We assess the performance of discrete choice models in the context of hospital demand. Discrete choice models of hospital demand have been used to answer a number of policy questions, including conducting hospital merger retrospectives, examining the health impacts of physician incentives, and understanding provider quality. Further, antitrust authorities regularly use these models to guide merger policy. Second, several skeptics have challenged the quality of hospital demand model predictions in real-world situations, arguing that in some cases the models' ex ante predictions appear inconsistent with how events turned out.

We assess discrete choice models using four cases in which hospitals were severely damaged or destroyed by a natural disaster, but the majority of surrounding areas were not. These disasters induced an exogenous change in the set of hospitals that individuals would be able to choose from for medical care.  Such exogenous change gives us the opportunity to assess the performance of discrete choice models using the kind of quasi-experimental variation that has been missing from the literature. These incidents occurred in four very different areas, including rural, suburban, and urban environments. This gives us more confidence that our findings are relevant beyond these particular settings.

Using this quasi-experimental variation in choice sets, we estimate demand models on pre-disaster data and test their performance in predicting patient substitution patterns afterwards. We focus on model specifications used in the recent academic literature.

Across all our analyses, we confirm the importance of flexibly accounting for patient heterogeneity in preferences for unobserved hospital quality.  In general, we find that the model that best predicts individual choices uses a semi-parametric approach that allows for flexible substitution patterns across small groups of patients.  In contrast, models that focus solely on observable hospital characteristics perform worse than models that allow for preference heterogeneity across product specific dummy variables.

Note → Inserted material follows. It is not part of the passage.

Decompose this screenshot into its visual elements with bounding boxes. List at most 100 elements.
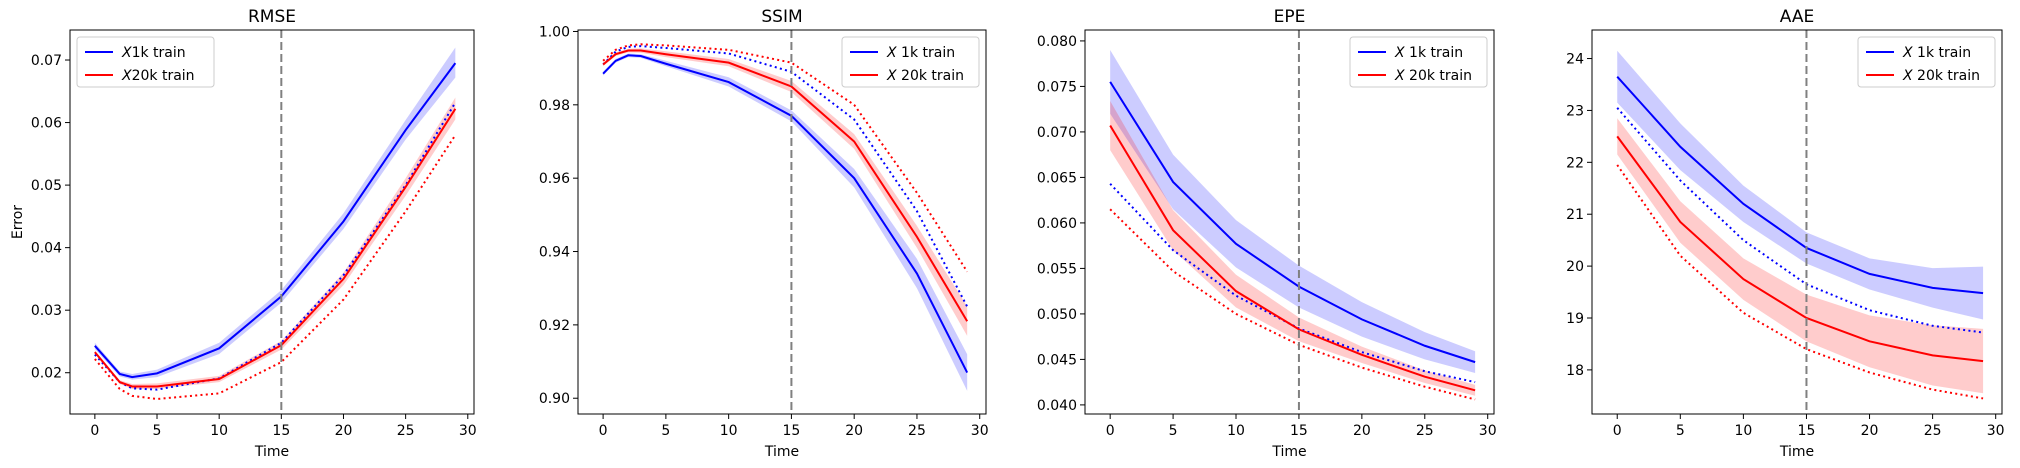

We then examine whether the choice of model matters for policy counterfactuals. We compute the predicted percent change in the willingness to pay from a series of simulated hospital mergers. The standard deviation of this statistic across models is approximately 15% of the average for mergers that may receive greater antitrust scrutiny. These are differences that could be sufficient in magnitude to impact policy in borderline cases. Further, we find that, on average, consumer harm is higher when using better fitting models for such mergers. Therefore, to the extent that errors are made as the result of using worse fitting models, they will be in the direction of more lax antitrust enforcement.